Why Park Designers Need to Think More About Mental Health

One Toronto neighborhood serves as an example of the limitations in drawing links between happier residents and the amount of green space they have access to.
Children play in a large green space in the redeveloped Regent Park neighborhood.DanielsCorp

It’s 10 a.m. on a warm August morning in Regent Park, a neighborhood in the east end of downtown Toronto that has historically been defined by its public housing and poverty. Nadha Hassen, a junior fellow at Toronto’s Wellesley Institute, and her colleagues are here hosting a walking tour to get residents of Regent Park out to talk about how parks interact with mental health, both individually and across the community.

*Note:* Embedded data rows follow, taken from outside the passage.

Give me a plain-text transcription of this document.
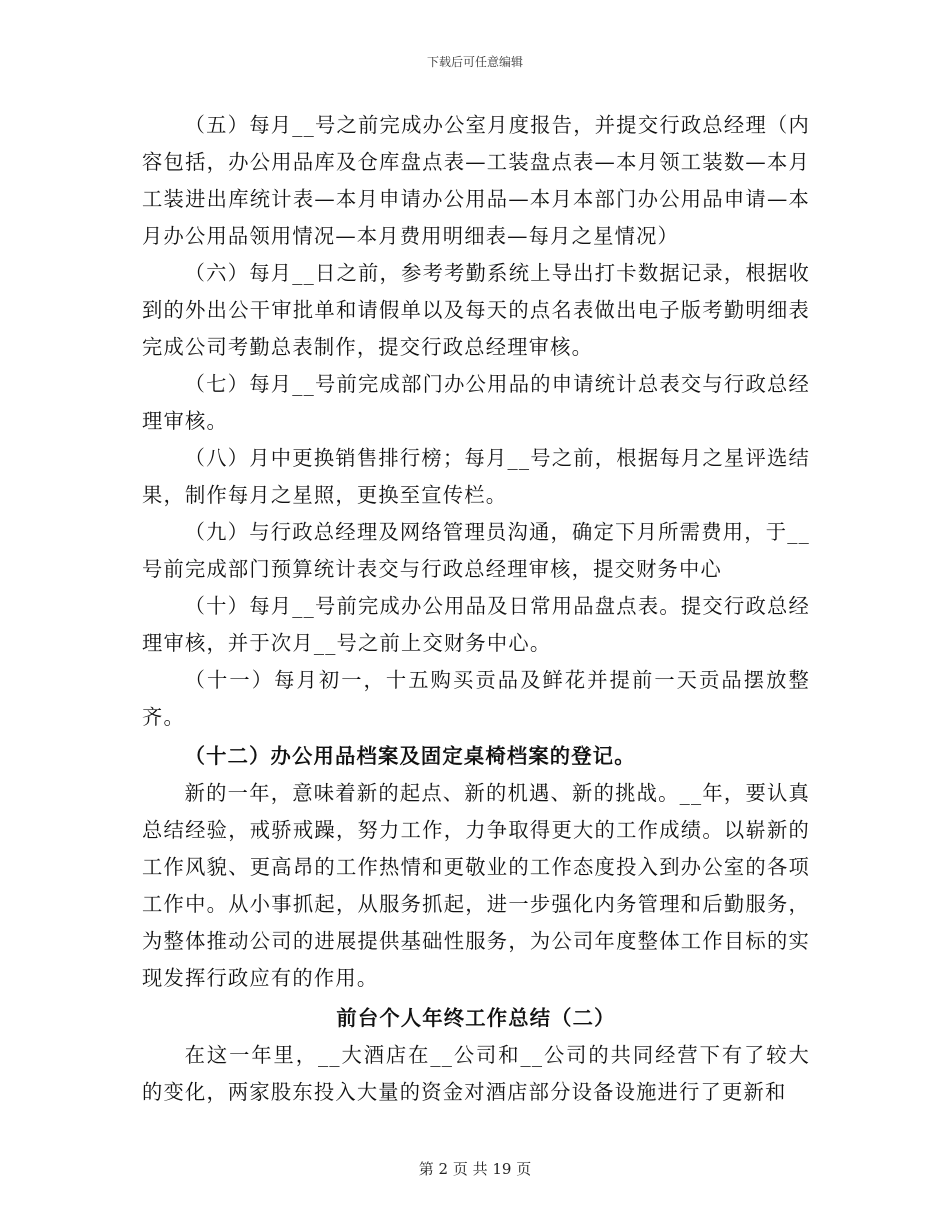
下载后可任意编辑

（五）每月__号之前完成办公室月度报告，并提交行政总经理（内容包括，办公用品库及仓库盘点表—工装盘点表—本月领工装数—本月工装进出库统计表—本月申请办公用品—本月本部门办公用品申请—本月办公用品领用情况—本月费用明细表—每月之星情况）

（六）每月__日之前，参考考勤系统上导出打卡数据记录，根据收到的外出公干审批单和请假单以及每天的点名表做出电子版考勤明细表完成公司考勤总表制作，提交行政总经理审核。

（七）每月__号前完成部门办公用品的申请统计总表交与行政总经理审核。

（八）月中更换销售排行榜；每月__号之前，根据每月之星评选结果，制作每月之星照，更换至宣传栏。

（九）与行政总经理及网络管理员沟通，确定下月所需费用，于__号前完成部门预算统计表交与行政总经理审核，提交财务中心

（十）每月__号前完成办公用品及日常用品盘点表。提交行政总经理审核，并于次月__号之前上交财务中心。

（十一）每月初一，十五购买贡品及鲜花并提前一天贡品摆放整齐。

（十二）办公用品档案及固定桌椅档案的登记。

新的一年，意味着新的起点、新的机遇、新的挑战。__年，要认真总结经验，戒骄戒躁，努力工作，力争取得更大的工作成绩。以崭新的工作风貌、更高昂的工作热情和更敬业的工作态度投入到办公室的各项工作中。从小事抓起，从服务抓起，进一步强化内务管理和后勤服务，为整体推动公司的进展提供基础性服务，为公司年度整体工作目标的实现发挥行政应有的作用。

前台个人年终工作总结（二）

在这一年里，__大酒店在__公司和__公司的共同经营下有了较大的变化，两家股东投入大量的资金对酒店部分设备设施进行了更新和

第 2 页 共 19 页
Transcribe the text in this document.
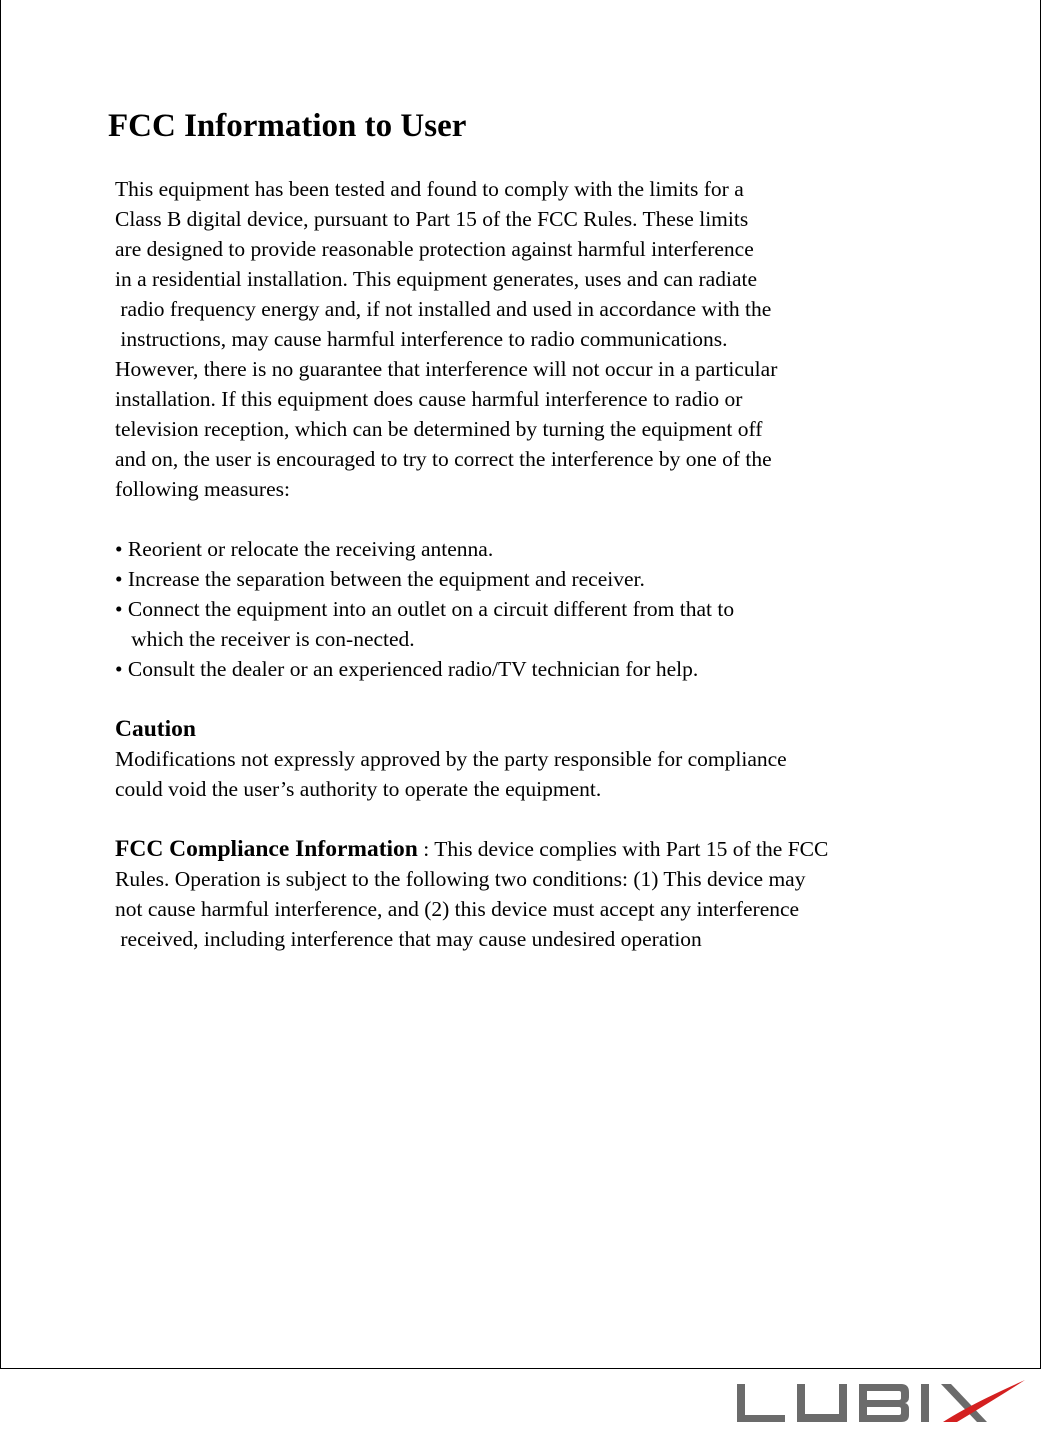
FCC Information to User
This equipment has been tested and found to comply with the limits for a
Class B digital device, pursuant to Part 15 of the FCC Rules. These limits
are designed to provide reasonable protection against harmful interference
in a residential installation. This equipment generates, uses and can radiate
radio frequency energy and, if not installed and used in accordance with the
instructions, may cause harmful interference to radio communications.
However, there is no guarantee that interference will not occur in a particular
installation. If this equipment does cause harmful interference to radio or
television reception, which can be determined by turning the equipment off
and on, the user is encouraged to try to correct the interference by one of the
following measures:
• Reorient or relocate the receiving antenna.
• Increase the separation between the equipment and receiver.
• Connect the equipment into an outlet on a circuit different from that to
which the receiver is con-nected.
• Consult the dealer or an experienced radio/TV technician for help.
Caution
Modifications not expressly approved by the party responsible for compliance
could void the user’s authority to operate the equipment.
FCC Compliance Information : This device complies with Part 15 of the FCC
Rules. Operation is subject to the following two conditions: (1) This device may
not cause harmful interference, and (2) this device must accept any interference
received, including interference that may cause undesired operation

Except the residents aren’t showing up. Hassen is fighting hard to put on a positive face, but she seems concerned while repeatedly checking her phone. Word eventually comes in: gunshots in the early hours of the morning have spooked many people in the community, and an emergency meeting is being held to assess the situation. As the 505 Dundas streetcar rumbles by, the large park at the center of the entire neighborhood is virtually empty. The walking tour (which Hassen calls a WalkLab) proceeds with more facilitators and reporters than guests. But considering the topic at hand—how to measure the quality of parks as they interact with the broad mental health of a neighborhood—those absences speak just as loudly as anybody in attendance.